Tori Spelling: Two truths we can all learn from her story
If an ounce of compassion runs through your veins, and you've tuned into Tori Spelling's tell-all series — True Tori — you can't help but have your heart break for her. She looks frail, lost and only able to make it through the day because she's caring for four kids. If you don't want to end up like Spelling, here are two things to commit to memory.
Isn't it fascinating when a relationship starts with infidelity that people don't think their new love will cheat on them someday? Why is that? Both Tori Spelling and Dean McDermott were married when they hooked up. Spelling has said in her new docudrama that she always feared McDermott would cheat on her, and now her biggest nightmare has come true. The reason Spelling feared her husband would step out on her is because he cheated on his then-wife to be with her!
Ladies (and gentleman) here is truth No. 1: If your significant other cheated on someone to be with you, they can cheat on you, too. Cheaters will do a convincing job of launching a smear campaign against their partner until their new love is able to justify being with someone who is already in a commitment. But here's what people fail to realize time and again — a cheater deals with their relationship issues in the most passive-aggressive way ever — by cheating.
No matter what problems a relationship has (and every relationship is riddled with its own challenges) or how terrible a person is, the ultimate decision to cheat is the cheater's. Yes, there is that rare instance where someone steps out once, deeply regrets it and never does it again — or mental issues like addiction and depression play a role — but we're comfortable surmising that those cheaters don't represent the vast majority.

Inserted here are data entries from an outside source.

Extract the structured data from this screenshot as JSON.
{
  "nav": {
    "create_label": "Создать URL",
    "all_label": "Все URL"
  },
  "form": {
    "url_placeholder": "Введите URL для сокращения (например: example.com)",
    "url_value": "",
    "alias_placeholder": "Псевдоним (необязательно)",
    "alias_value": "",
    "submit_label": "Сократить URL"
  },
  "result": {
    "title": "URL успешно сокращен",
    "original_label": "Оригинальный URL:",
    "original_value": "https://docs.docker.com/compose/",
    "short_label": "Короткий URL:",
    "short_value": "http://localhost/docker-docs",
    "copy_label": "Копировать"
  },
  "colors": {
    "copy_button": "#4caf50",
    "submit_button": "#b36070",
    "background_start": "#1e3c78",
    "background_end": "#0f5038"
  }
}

Don't cheat. Say it with me, folks. If the second truth looks like the first truth, there is a reason for that. Think about it. Within your own circle of friends, look at the relationships that started from infidelity. They are rarely an improvement from the relationship that the cheater ran from. When you cheat, you destroy several people in your wake, including (oftentimes) kids. So how can a relationship really stand a chance when it starts in such a bad place? Is no one watching movies or Investigation Discovery? Does it ever really go well? Did we learn nothing from Fatal Attraction or LeAnn Rimes?

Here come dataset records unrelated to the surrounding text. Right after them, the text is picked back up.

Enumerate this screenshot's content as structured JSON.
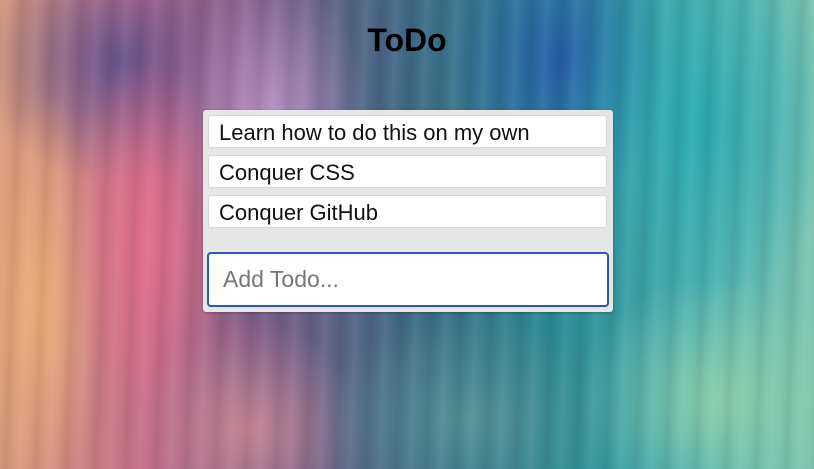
{
  "app": {
    "title": "ToDo"
  },
  "todos": [
    {
      "text": "Learn how to do this on my own"
    },
    {
      "text": "Conquer CSS"
    },
    {
      "text": "Conquer GitHub"
    }
  ],
  "add_form": {
    "placeholder": "Add Todo...",
    "value": "",
    "stray_mark": ","
  },
  "colors": {
    "input_border": "#2a5bb4",
    "panel_bg": "#e6e6e6",
    "item_bg": "#ffffff"
  }
}
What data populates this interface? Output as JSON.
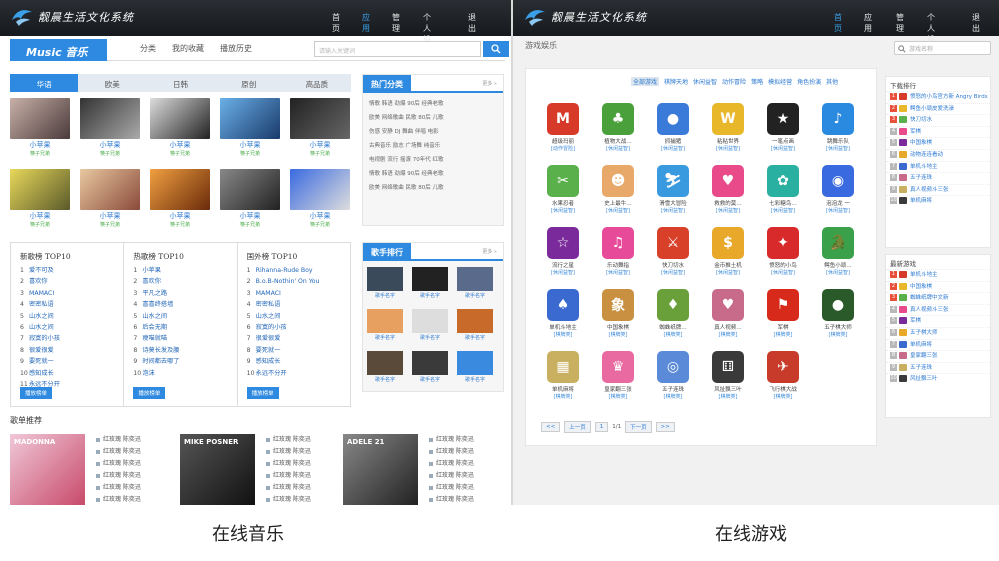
{
  "left": {
    "logo_text": "靓晨生活文化系统",
    "nav": [
      "首页",
      "应用",
      "管理",
      "个人设置",
      "退出"
    ],
    "nav_active": 1,
    "music_logo": "Music 音乐",
    "tabs": [
      "分类",
      "我的收藏",
      "播放历史"
    ],
    "search_placeholder": "请输入关键词",
    "categories": [
      "华语",
      "欧美",
      "日韩",
      "原创",
      "高品质"
    ],
    "grid_items": [
      {
        "name": "小苹果",
        "sub": "筷子兄弟"
      },
      {
        "name": "小苹果",
        "sub": "筷子兄弟"
      },
      {
        "name": "小苹果",
        "sub": "筷子兄弟"
      },
      {
        "name": "小苹果",
        "sub": "筷子兄弟"
      },
      {
        "name": "小苹果",
        "sub": "筷子兄弟"
      },
      {
        "name": "小苹果",
        "sub": "筷子兄弟"
      },
      {
        "name": "小苹果",
        "sub": "筷子兄弟"
      },
      {
        "name": "小苹果",
        "sub": "筷子兄弟"
      },
      {
        "name": "小苹果",
        "sub": "筷子兄弟"
      },
      {
        "name": "小苹果",
        "sub": "筷子兄弟"
      }
    ],
    "hot": {
      "title": "热门分类",
      "more": "更多 »",
      "lines": [
        "情歌 韩语 劲爆 90后 经典老歌",
        "欧美 网络歌曲 民歌 80后 儿歌",
        "伤感 安静 DJ 舞曲 伴唱 电影",
        "古典音乐 励志 广场舞 纯音乐",
        "电视剧 流行 摇滚 70年代 红歌",
        "情歌 韩语 劲爆 90后 经典老歌",
        "欧美 网络歌曲 民歌 80后 儿歌"
      ]
    },
    "singers": {
      "title": "歌手排行",
      "more": "更多 »",
      "items": [
        "歌手名字",
        "歌手名字",
        "歌手名字",
        "歌手名字",
        "歌手名字",
        "歌手名字",
        "歌手名字",
        "歌手名字",
        "歌手名字"
      ]
    },
    "charts": [
      {
        "title": "新歌榜 TOP10",
        "items": [
          "爱不可及",
          "喜欢你",
          "MAMACI",
          "密密私语",
          "山水之间",
          "山水之间",
          "寂寞的小孩",
          "很爱很爱",
          "要死就一",
          "感知成长",
          "永远不分开"
        ]
      },
      {
        "title": "热歌榜 TOP10",
        "items": [
          "小苹果",
          "喜欢你",
          "平凡之路",
          "喜喜终搭墙",
          "山水之间",
          "后会无期",
          "瘦喵就喵",
          "诗莫长发及腰",
          "时间都去哪了",
          "泡沫"
        ]
      },
      {
        "title": "国外榜 TOP10",
        "items": [
          "Rihanna-Rude Boy",
          "B.o.B-Nothin' On You",
          "MAMACI",
          "密密私语",
          "山水之间",
          "寂寞的小孩",
          "很爱很爱",
          "要死就一",
          "感知成长",
          "永远不分开"
        ]
      }
    ],
    "chart_btn": "播放榜单",
    "song_recommend": "歌单推荐",
    "album_labels": [
      "MADONNA",
      "MIKE POSNER",
      "ADELE 21"
    ],
    "album_songs": [
      "红玫瑰 陈奕迅",
      "红玫瑰 陈奕迅",
      "红玫瑰 陈奕迅",
      "红玫瑰 陈奕迅",
      "红玫瑰 陈奕迅",
      "红玫瑰 陈奕迅"
    ],
    "caption": "在线音乐"
  },
  "right": {
    "logo_text": "靓晨生活文化系统",
    "nav": [
      "首页",
      "应用",
      "管理",
      "个人设置",
      "退出"
    ],
    "nav_active": 0,
    "title": "游戏娱乐",
    "search_placeholder": "游戏名称",
    "categories": [
      "全部游戏",
      "棋牌天地",
      "休闲益智",
      "动作冒险",
      "策略",
      "模拟经营",
      "角色扮演",
      "其他"
    ],
    "games": [
      {
        "name": "超级玛丽",
        "genre": "[动作冒险]"
      },
      {
        "name": "植物大战…",
        "genre": "[休闲益智]"
      },
      {
        "name": "抓捕猪",
        "genre": "[休闲益智]"
      },
      {
        "name": "粘粘世界",
        "genre": "[休闲益智]"
      },
      {
        "name": "一笔点画",
        "genre": "[休闲益智]"
      },
      {
        "name": "跳舞乐队",
        "genre": "[休闲益智]"
      },
      {
        "name": "水果忍者",
        "genre": "[休闲益智]"
      },
      {
        "name": "史上最牛…",
        "genre": "[休闲益智]"
      },
      {
        "name": "滑雪大冒险",
        "genre": "[休闲益智]"
      },
      {
        "name": "救救的莫…",
        "genre": "[休闲益智]"
      },
      {
        "name": "七彩糖鸟…",
        "genre": "[休闲益智]"
      },
      {
        "name": "泡泡龙 一",
        "genre": "[休闲益智]"
      },
      {
        "name": "流行之星",
        "genre": "[休闲益智]"
      },
      {
        "name": "乐动舞指",
        "genre": "[休闲益智]"
      },
      {
        "name": "快刀切水",
        "genre": "[休闲益智]"
      },
      {
        "name": "金币推土机",
        "genre": "[休闲益智]"
      },
      {
        "name": "愤怒的小鸟",
        "genre": "[休闲益智]"
      },
      {
        "name": "鳄鱼小顽…",
        "genre": "[休闲益智]"
      },
      {
        "name": "单机斗地主",
        "genre": "[棋牌类]"
      },
      {
        "name": "中国象棋",
        "genre": "[棋牌类]"
      },
      {
        "name": "蜘蛛纸牌…",
        "genre": "[棋牌类]"
      },
      {
        "name": "真人视频…",
        "genre": "[棋牌类]"
      },
      {
        "name": "军棋",
        "genre": "[棋牌类]"
      },
      {
        "name": "五子棋大师",
        "genre": "[棋牌类]"
      },
      {
        "name": "单机麻将",
        "genre": "[棋牌类]"
      },
      {
        "name": "皇家翻三张",
        "genre": "[棋牌类]"
      },
      {
        "name": "五子连珠",
        "genre": "[棋牌类]"
      },
      {
        "name": "风扯飘三叶",
        "genre": "[棋牌类]"
      },
      {
        "name": "飞行棋大战",
        "genre": "[棋牌类]"
      }
    ],
    "icon_colors": [
      "#d83a2a",
      "#4aa03a",
      "#3a7ad8",
      "#e8b82a",
      "#222222",
      "#2a8ae0",
      "#5ab04a",
      "#e8a86a",
      "#3a9ae0",
      "#e84a8a",
      "#2ab0a0",
      "#3a6ae0",
      "#7a2a9a",
      "#e84a9a",
      "#d8402a",
      "#e8a82a",
      "#d82a2a",
      "#3aa04a",
      "#3a6ad0",
      "#c89040",
      "#6aa03a",
      "#c86a8a",
      "#d82a1a",
      "#2a5a2a",
      "#c8b060",
      "#e86aa0",
      "#5a8ad8",
      "#3a3a3a",
      "#c83a2a"
    ],
    "icon_glyphs": [
      "M",
      "♣",
      "●",
      "W",
      "★",
      "♪",
      "✂",
      "☻",
      "⛷",
      "♥",
      "✿",
      "◉",
      "☆",
      "♫",
      "⚔",
      "$",
      "✦",
      "🐊",
      "♠",
      "象",
      "♦",
      "♥",
      "⚑",
      "●",
      "▦",
      "♛",
      "◎",
      "⚅",
      "✈"
    ],
    "pager": [
      "<<",
      "上一页",
      "1",
      "1/1",
      "下一页",
      ">>"
    ],
    "download": {
      "title": "下载排行",
      "items": [
        "愤怒的小鸟官方新 Angry Birds",
        "鳄鱼小顽皮爱洗澡",
        "快刀切水",
        "军棋",
        "中国象棋",
        "动物连连看动",
        "单机斗地主",
        "五子连珠",
        "真人视频斗三张",
        "单机麻将"
      ]
    },
    "latest": {
      "title": "最新游戏",
      "items": [
        "单机斗地主",
        "中国象棋",
        "蜘蛛纸牌中文新",
        "真人视频斗三张",
        "军棋",
        "五子棋大师",
        "单机麻将",
        "皇家翻三张",
        "五子连珠",
        "风扯飘三叶"
      ]
    },
    "caption": "在线游戏"
  }
}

But here's the real second truth. What if, for the sake of being humanitarians, we didn't sleep with people who have significant others, even if they're not married? The person who decides to cheat is only half of the equation. What about the other half? What if each of us started saying, "You're married," or "You have a girlfriend"? Let them deal with their existing garbage before you get involved — if you're meant to be together, it will happen and it will stand a better chance of succeeding if there isn't a third person in your new relationship.

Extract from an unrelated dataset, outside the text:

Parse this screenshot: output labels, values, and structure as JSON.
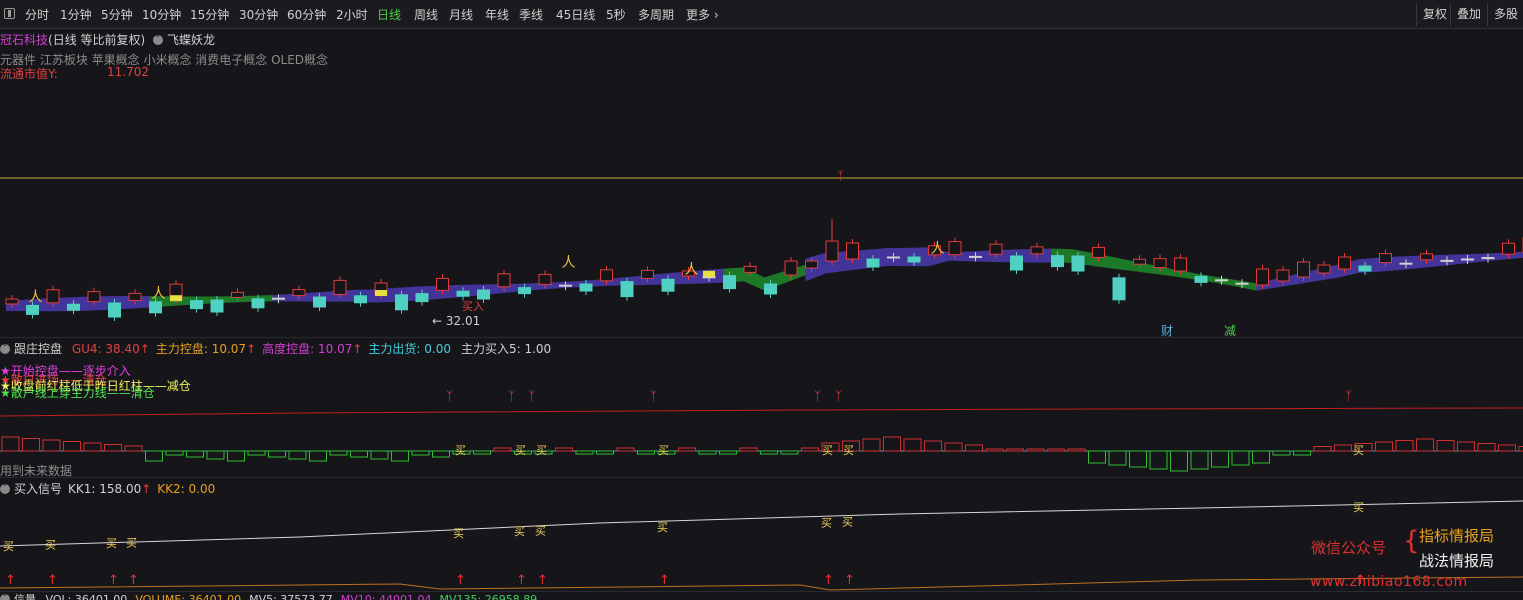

It's true we don't owe a stranger anything. But think of the pain we could save our collective society if we made it a personal standard to not sleep with someone if they are already in a relationship. Is it too far-fetched to speculate that cheating has been a huge no-no since biblical times, not because of the sex but because of the brutal emotional toll it takes on so many (including the cheater)? When we come to these crossroads, we have an opportunity to do what's right for our fellow man or woman and ultimately for our society. Think that is way too grand, pious or self-righteous of a suggestion? Then you're probably a cheater. For everyone else, watch True Tori.